Magnetic Resonance Imaging (MRI)

MRI has sensitivities approaching 100% for intracranial injury [44]. In addition, MRI unlike CT has no radiation. However, MRI is more costly and has limited availability. In addition MRI takes significantly more time than CT requiring potentially ill patients to be off the critical care unit and unable to receive certain treatments and intensive monitoring [44]. MRI also has better ability to assess the skull base and brainstem. Additionally, MRI has the capability to assess perfusion, diffusion, and proton spectroscopy which further enhance its sensitivity.

Positron Emission Tomography (PET)

PET scan is an even more highly limited imaging modality. It evaluates tissue metabolism. PET can detect non anatomic lesions and areas with potentially reversible insults that were not detected on CT, MRI, or EEG [44].

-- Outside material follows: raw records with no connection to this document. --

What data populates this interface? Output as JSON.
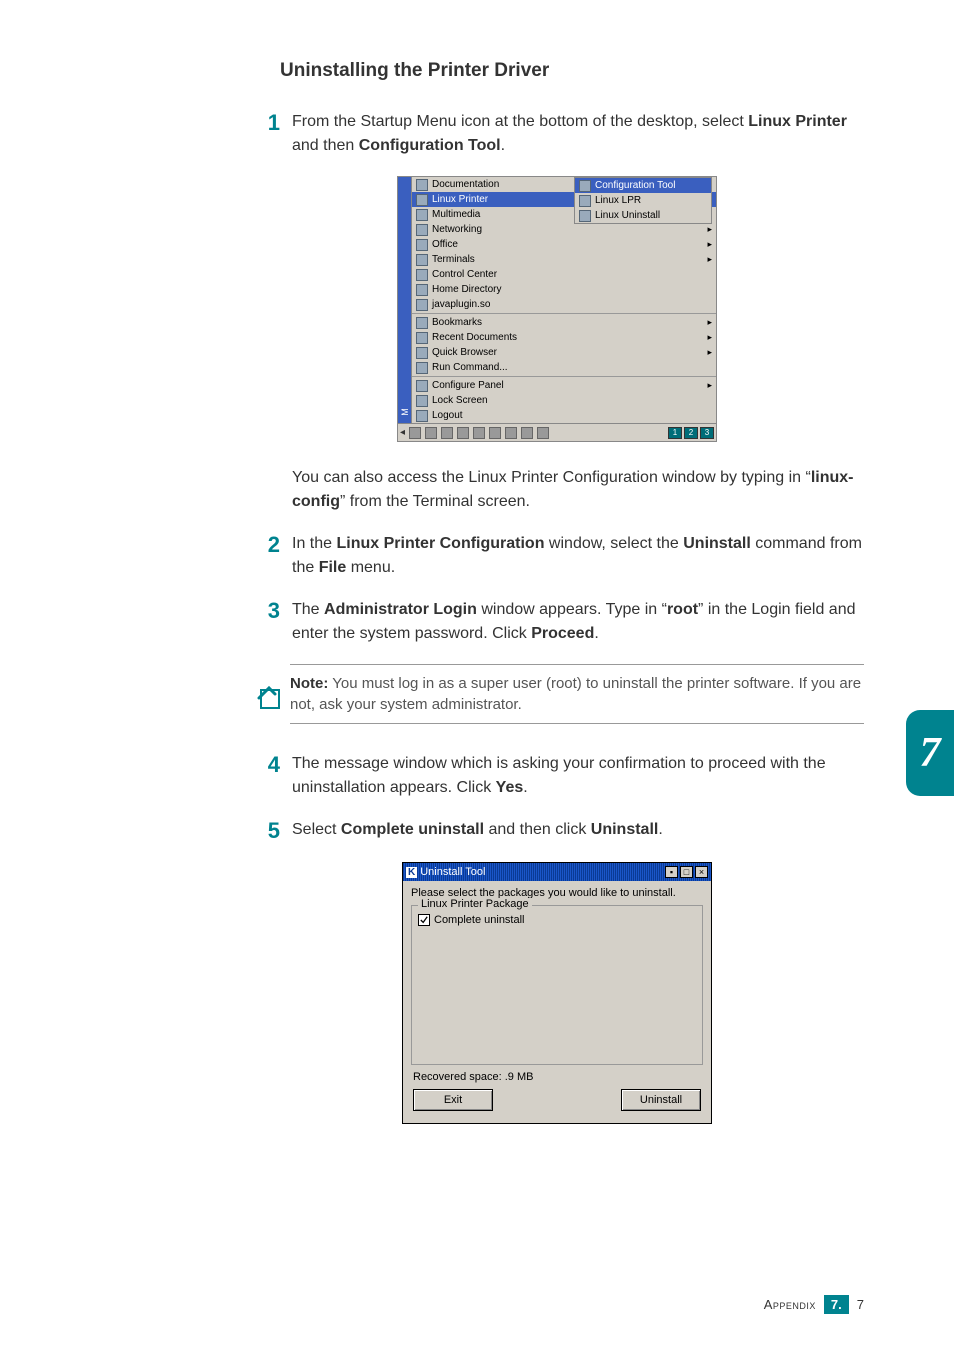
{
  "section_title": "Uninstalling the Printer Driver",
  "steps": {
    "s1": {
      "num": "1",
      "t1": "From the Startup Menu icon at the bottom of the desktop, select ",
      "b1": "Linux Printer",
      "t2": " and then ",
      "b2": "Configuration Tool",
      "t3": "."
    },
    "s1_follow": {
      "t1": "You can also access the Linux Printer Configuration window by typing in “",
      "b1": "linux-config",
      "t2": "” from the Terminal screen."
    },
    "s2": {
      "num": "2",
      "t1": "In the ",
      "b1": "Linux Printer Configuration",
      "t2": " window, select the ",
      "b2": "Uninstall",
      "t3": " command from the ",
      "b3": "File",
      "t4": " menu."
    },
    "s3": {
      "num": "3",
      "t1": "The ",
      "b1": "Administrator Login",
      "t2": " window appears. Type in “",
      "b2": "root",
      "t3": "” in the Login field and enter the system password. Click ",
      "b3": "Proceed",
      "t4": "."
    },
    "s4": {
      "num": "4",
      "t1": "The message window which is asking your confirmation to proceed with the uninstallation appears. Click ",
      "b1": "Yes",
      "t2": "."
    },
    "s5": {
      "num": "5",
      "t1": "Select ",
      "b1": "Complete uninstall",
      "t2": " and then click ",
      "b2": "Uninstall",
      "t3": "."
    }
  },
  "note": {
    "label": "Note:",
    "text": " You must log in as a super user (root) to uninstall the printer software. If you are not, ask your system administrator."
  },
  "kde": {
    "sidebar": "M",
    "items": [
      {
        "label": "Documentation",
        "arrow": true
      },
      {
        "label": "Linux Printer",
        "arrow": true,
        "hl": true
      },
      {
        "label": "Multimedia",
        "arrow": true
      },
      {
        "label": "Networking",
        "arrow": true
      },
      {
        "label": "Office",
        "arrow": true
      },
      {
        "label": "Terminals",
        "arrow": true
      },
      {
        "label": "Control Center"
      },
      {
        "label": "Home Directory"
      },
      {
        "label": "javaplugin.so"
      }
    ],
    "items2": [
      {
        "label": "Bookmarks",
        "arrow": true
      },
      {
        "label": "Recent Documents",
        "arrow": true
      },
      {
        "label": "Quick Browser",
        "arrow": true
      },
      {
        "label": "Run Command..."
      }
    ],
    "items3": [
      {
        "label": "Configure Panel",
        "arrow": true
      },
      {
        "label": "Lock Screen"
      },
      {
        "label": "Logout"
      }
    ],
    "submenu": [
      {
        "label": "Configuration Tool",
        "hl": true
      },
      {
        "label": "Linux LPR"
      },
      {
        "label": "Linux Uninstall"
      }
    ],
    "workspaces": [
      "1",
      "2",
      "3"
    ]
  },
  "uninst": {
    "title": "Uninstall Tool",
    "k": "K",
    "msg": "Please select the packages you would like to uninstall.",
    "group_title": "Linux Printer Package",
    "check_label": "Complete uninstall",
    "space": "Recovered space:  .9 MB",
    "btn_exit": "Exit",
    "btn_uninstall": "Uninstall"
  },
  "side_tab": "7",
  "footer": {
    "appendix": "Appendix",
    "chapter": "7.",
    "page": "7"
  }
}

Electroencephalography (EEG)

EEG is one of the oldest modalities used in monitoring of TBI patients however in the past 2 decades has been surpassed by other modalities. However, new research is looking into the value of EEG in determining prognosis in TBI patients.

Treatment

Treatments for TBI are constantly evolving as the pathophysiology of the secondary injury is being revealed. Several treatments exist with varying levels of evidence. These include decompressive craniotomy/craniectomy, targeted temperature management, steroids, glucose, hypertonic saline, amphetamines, bone marrow transplants, mannitol.

Summary

Traumatic Brain Injury is a prevalent disease in the United States and across the world. Patients with even minor TBI are prone to long term sequelae including but not limited to cognitive delay, emotional disturbances, interpersonal and professional challenges. The more severe TBIs face the aforementioned sequelae in addition to the potential for neurologic deficits. TCD has a significant role in screening TBI patients and aiding in management and prognostication. In these patients TCD is best if used in conjunction with other modalities such as invasive monitoring, physical exam findings, EEG, and neuroimaging.